Gustav III’s Museum of Antiquities is the oldest public museum in Sweden, having first been opened (in its present location) in 1794 to display a vast collection of antique sculptures which had been collected by King Gustav III. Through the years, the museum was moved several times, but returned to the Northeast wing in 1958.
The Southern Wing
The Southern wing is perhaps the one most often seen in connection with special occasions, both official and private. The wing contains the Hall of State and the Royal Chapel spanning three floors, and the Treasury which is found in the basement.
The Hall of State was originally used for the Opening of Parliament each year, beginning in 1755. This continued until 1975 when the event was moved to the neighboring Parliament building. Today, the Hall is used for official and ceremonial functions.
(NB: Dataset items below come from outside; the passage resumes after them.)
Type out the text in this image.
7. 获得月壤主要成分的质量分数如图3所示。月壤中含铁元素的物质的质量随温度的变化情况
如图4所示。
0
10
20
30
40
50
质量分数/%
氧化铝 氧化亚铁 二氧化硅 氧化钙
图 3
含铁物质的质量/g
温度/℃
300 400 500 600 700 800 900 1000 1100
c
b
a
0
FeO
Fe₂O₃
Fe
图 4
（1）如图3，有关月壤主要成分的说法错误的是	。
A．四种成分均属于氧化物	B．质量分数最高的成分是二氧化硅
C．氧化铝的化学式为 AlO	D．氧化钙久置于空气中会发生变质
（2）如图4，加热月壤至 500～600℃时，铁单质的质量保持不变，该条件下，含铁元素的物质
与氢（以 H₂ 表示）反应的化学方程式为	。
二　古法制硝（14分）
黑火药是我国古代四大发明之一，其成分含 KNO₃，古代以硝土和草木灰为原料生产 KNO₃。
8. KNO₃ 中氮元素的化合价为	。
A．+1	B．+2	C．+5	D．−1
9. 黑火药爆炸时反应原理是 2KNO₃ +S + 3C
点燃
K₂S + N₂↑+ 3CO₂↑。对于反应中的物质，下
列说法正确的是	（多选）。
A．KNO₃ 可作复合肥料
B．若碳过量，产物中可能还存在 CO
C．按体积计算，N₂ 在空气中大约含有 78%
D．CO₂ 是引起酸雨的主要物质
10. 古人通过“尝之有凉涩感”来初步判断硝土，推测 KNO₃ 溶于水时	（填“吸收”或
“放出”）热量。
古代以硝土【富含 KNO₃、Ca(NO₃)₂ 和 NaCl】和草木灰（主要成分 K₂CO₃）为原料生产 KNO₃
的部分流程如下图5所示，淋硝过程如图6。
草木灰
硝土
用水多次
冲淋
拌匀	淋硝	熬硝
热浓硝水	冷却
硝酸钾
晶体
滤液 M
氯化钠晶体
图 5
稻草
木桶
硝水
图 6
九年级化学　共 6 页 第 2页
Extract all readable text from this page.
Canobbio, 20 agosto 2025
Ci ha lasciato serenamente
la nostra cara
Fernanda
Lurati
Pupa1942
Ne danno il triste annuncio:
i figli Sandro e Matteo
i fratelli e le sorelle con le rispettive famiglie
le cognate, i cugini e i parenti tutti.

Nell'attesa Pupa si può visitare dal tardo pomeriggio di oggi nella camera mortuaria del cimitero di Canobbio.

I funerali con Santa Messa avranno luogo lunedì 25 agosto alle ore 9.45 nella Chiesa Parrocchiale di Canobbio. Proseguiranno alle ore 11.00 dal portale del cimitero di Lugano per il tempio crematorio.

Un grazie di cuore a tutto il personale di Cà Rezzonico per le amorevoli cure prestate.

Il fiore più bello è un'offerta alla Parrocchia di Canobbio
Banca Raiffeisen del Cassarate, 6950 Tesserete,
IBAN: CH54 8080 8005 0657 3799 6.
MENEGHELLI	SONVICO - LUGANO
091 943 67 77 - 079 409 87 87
This was the site of the wedding banquet in 2010 for Crown Princess Victoria and Daniel Westling.
At the far end sits a silver throne, given to Queen Cristina for her coronation in 1650.
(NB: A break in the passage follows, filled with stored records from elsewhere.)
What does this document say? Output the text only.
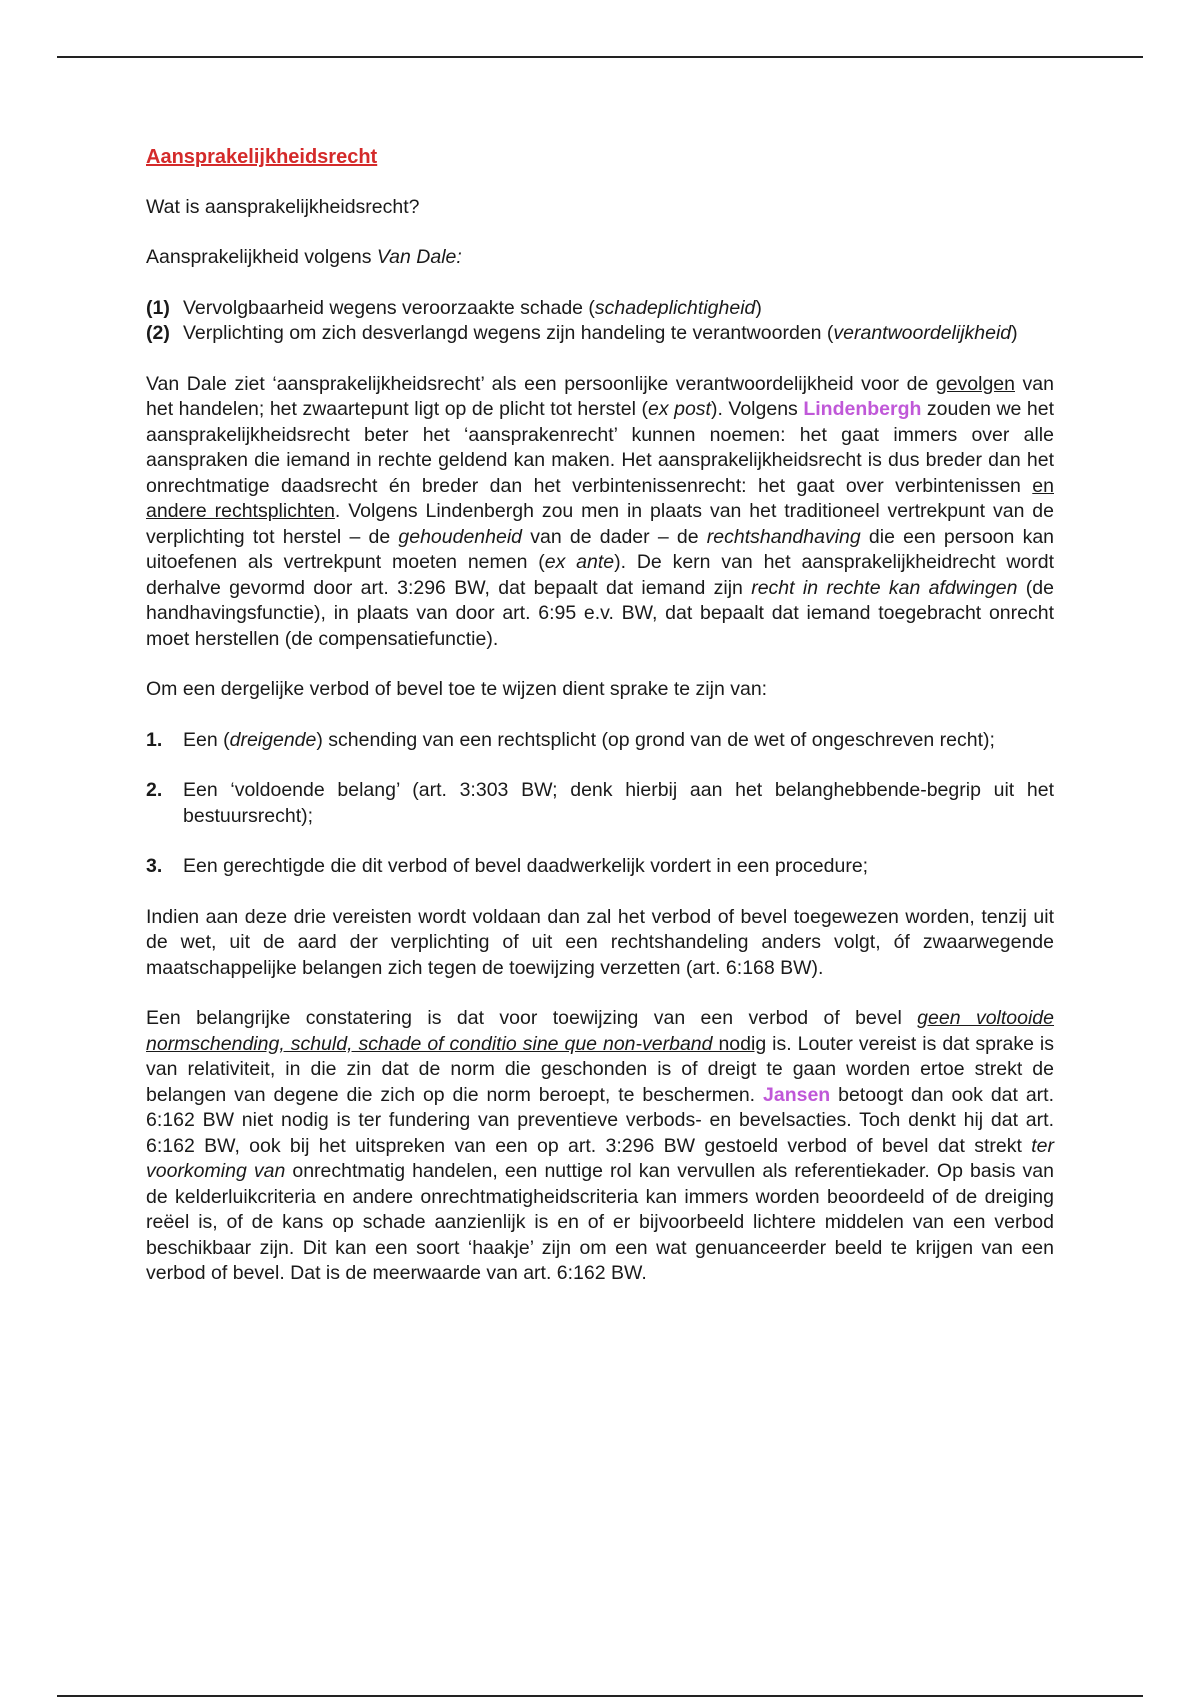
Aansprakelijkheidsrecht

Wat is aansprakelijkheidsrecht?

Aansprakelijkheid volgens Van Dale:

(1) Vervolgbaarheid wegens veroorzaakte schade (schadeplichtigheid)
(2) Verplichting om zich desverlangd wegens zijn handeling te verantwoorden (verantwoordelijkheid)

Van Dale ziet ‘aansprakelijkheidsrecht’ als een persoonlijke verantwoordelijkheid voor de gevolgen van het handelen; het zwaartepunt ligt op de plicht tot herstel (ex post). Volgens Lindenbergh zouden we het aansprakelijkheidsrecht beter het ‘aansprakenrecht’ kunnen noemen: het gaat immers over alle aanspraken die iemand in rechte geldend kan maken. Het aansprakelijkheidsrecht is dus breder dan het onrechtmatige daadsrecht én breder dan het verbintenissenrecht: het gaat over verbintenissen en andere rechtsplichten. Volgens Lindenbergh zou men in plaats van het traditioneel vertrekpunt van de verplichting tot herstel – de gehoudenheid van de dader – de rechtshandhaving die een persoon kan uitoefenen als vertrekpunt moeten nemen (ex ante). De kern van het aansprakelijkheidrecht wordt derhalve gevormd door art. 3:296 BW, dat bepaalt dat iemand zijn recht in rechte kan afdwingen (de handhavingsfunctie), in plaats van door art. 6:95 e.v. BW, dat bepaalt dat iemand toegebracht onrecht moet herstellen (de compensatiefunctie).

Om een dergelijke verbod of bevel toe te wijzen dient sprake te zijn van:

1.	Een (dreigende) schending van een rechtsplicht (op grond van de wet of ongeschreven recht);
2.	Een ‘voldoende belang’ (art. 3:303 BW; denk hierbij aan het belanghebbende-begrip uit het bestuursrecht);
3.	Een gerechtigde die dit verbod of bevel daadwerkelijk vordert in een procedure;

Indien aan deze drie vereisten wordt voldaan dan zal het verbod of bevel toegewezen worden, tenzij uit de wet, uit de aard der verplichting of uit een rechtshandeling anders volgt, óf zwaarwegende maatschappelijke belangen zich tegen de toewijzing verzetten (art. 6:168 BW).

Een belangrijke constatering is dat voor toewijzing van een verbod of bevel geen voltooide normschending, schuld, schade of conditio sine que non-verband nodig is. Louter vereist is dat sprake is van relativiteit, in die zin dat de norm die geschonden is of dreigt te gaan worden ertoe strekt de belangen van degene die zich op die norm beroept, te beschermen. Jansen betoogt dan ook dat art. 6:162 BW niet nodig is ter fundering van preventieve verbods- en bevelsacties. Toch denkt hij dat art. 6:162 BW, ook bij het uitspreken van een op art. 3:296 BW gestoeld verbod of bevel dat strekt ter voorkoming van onrechtmatig handelen, een nuttige rol kan vervullen als referentiekader. Op basis van de kelderluikcriteria en andere onrechtmatigheidscriteria kan immers worden beoordeeld of de dreiging reëel is, of de kans op schade aanzienlijk is en of er bijvoorbeeld lichtere middelen van een verbod beschikbaar zijn. Dit kan een soort ‘haakje’ zijn om een wat genuanceerder beeld te krijgen van een verbod of bevel. Dat is de meerwaarde van art. 6:162 BW.
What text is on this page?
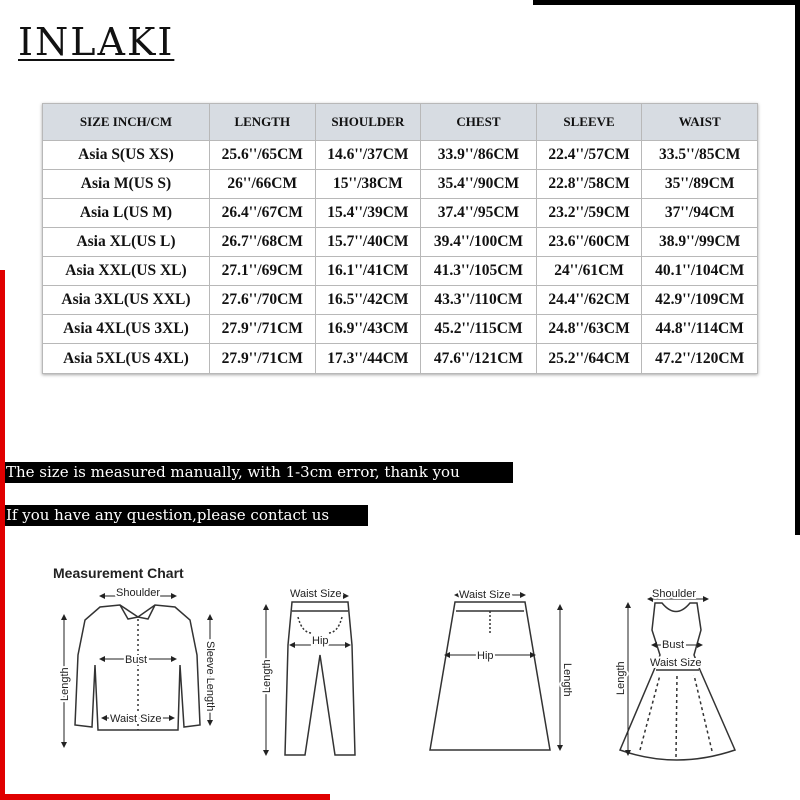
INLAKI
SIZE INCH/CM	LENGTH	SHOULDER	CHEST	SLEEVE	WAIST
Asia S(US XS)	25.6''/65CM	14.6''/37CM	33.9''/86CM	22.4''/57CM	33.5''/85CM
Asia M(US S)	26''/66CM	15''/38CM	35.4''/90CM	22.8''/58CM	35''/89CM
Asia L(US M)	26.4''/67CM	15.4''/39CM	37.4''/95CM	23.2''/59CM	37''/94CM
Asia XL(US L)	26.7''/68CM	15.7''/40CM	39.4''/100CM	23.6''/60CM	38.9''/99CM
Asia XXL(US XL)	27.1''/69CM	16.1''/41CM	41.3''/105CM	24''/61CM	40.1''/104CM
Asia 3XL(US XXL)	27.6''/70CM	16.5''/42CM	43.3''/110CM	24.4''/62CM	42.9''/109CM
Asia 4XL(US 3XL)	27.9''/71CM	16.9''/43CM	45.2''/115CM	24.8''/63CM	44.8''/114CM
Asia 5XL(US 4XL)	27.9''/71CM	17.3''/44CM	47.6''/121CM	25.2''/64CM	47.2''/120CM
The size is measured manually, with 1-3cm error, thank you
If you have any question,please contact us
Measurement Chart
Shoulder
Bust
Waist Size
Length	Sleeve Length
Waist Size
Hip
Length
Waist Size
Hip
Length
Shoulder
Bust
Waist Size
Length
The Royal Chapel (seen above at the 2013 funeral of Princess Lilian, Duchess of Halland) has been in use since the Palace was built in 1754. It is the third chapel, the first going back to the late 1200s. The second was in the northern wing of the Tre Kroner Palace which was destroyed by fire in 1697. Many of the fittings, including some of the benches, were saved from the fire and are in use today. The chapel is used as a parish church for members of the Royal Court and their families, and is also open to the public. It has also been used for many weddings, christenings and funerals, the most recent being the June 2015 wedding of Prince Carl Philip and Sofia Hellqvist.
The Treasury, located below the Hall of State, in the basement of the Southern wing, contains the Swedish Regalia and Crown Jewels. Included are Gustaf Vasa’s Sword of State, Eric XIV’s crown, sceptre and orb, and Louisa Ulrika’s crown, as well as the silver baptismal font made in 1696 and still in use for royal baptisms today.
The Western Wing
The Western wing includes the Apartments of the Orders of Chivalry on the first floor, and the Guest Apartments on the second floor.
The Apartments of the Orders of Chivalry consist of four rooms, each dedicated to one of the Orders of Chivalry: the Order of the Seraphim, the Order of the Sword, the Order of the Polar Star, and the Order of Vasa. Originally these rooms were used by the Privy Council, and from 1789 until 1949, housed the Swedish Supreme Court.
The Guest Apartments, on the second floor, are used for visiting Heads of State in conjunction with State visits to Sweden. Included is the Margareta Room, named for Crown Princess Margareta (born Princess Margaret of Connaught), and features several of her paintings.
Off the Western wing is an extension built onto the northern side of the outer courtyard. This is known as the Chancery Wing. (upper left in the photo above)
Originally intended for use by the Royal chancery, the northwest wing was used as a guardhouse, and housed offices and the Swedish National Archives. In 1780 it was converted into a royal apartment for the future King Gustav IV Adolf. It was later the apartments of Crown Prince Gustaf Adolf (Gustaf VI Adolf) from 1905, and he continued to live there until his death in 1973. Today it houses the palace archives.
Flanking the outer courtyard are two curved buildings, which house the Royal Guard and the Royal Gift Shop. The Royal Guard have been stationed at the palace, and its predecessor, since 1523, and are charged with guarding the Royal Palace and Drottningholm Palace, as well as providing a Guard of Honor for The King. Each day, the changing of the guard takes place in the outer courtyard of the Palace. In the summer months, this includes a parade through Stockholm with a military band.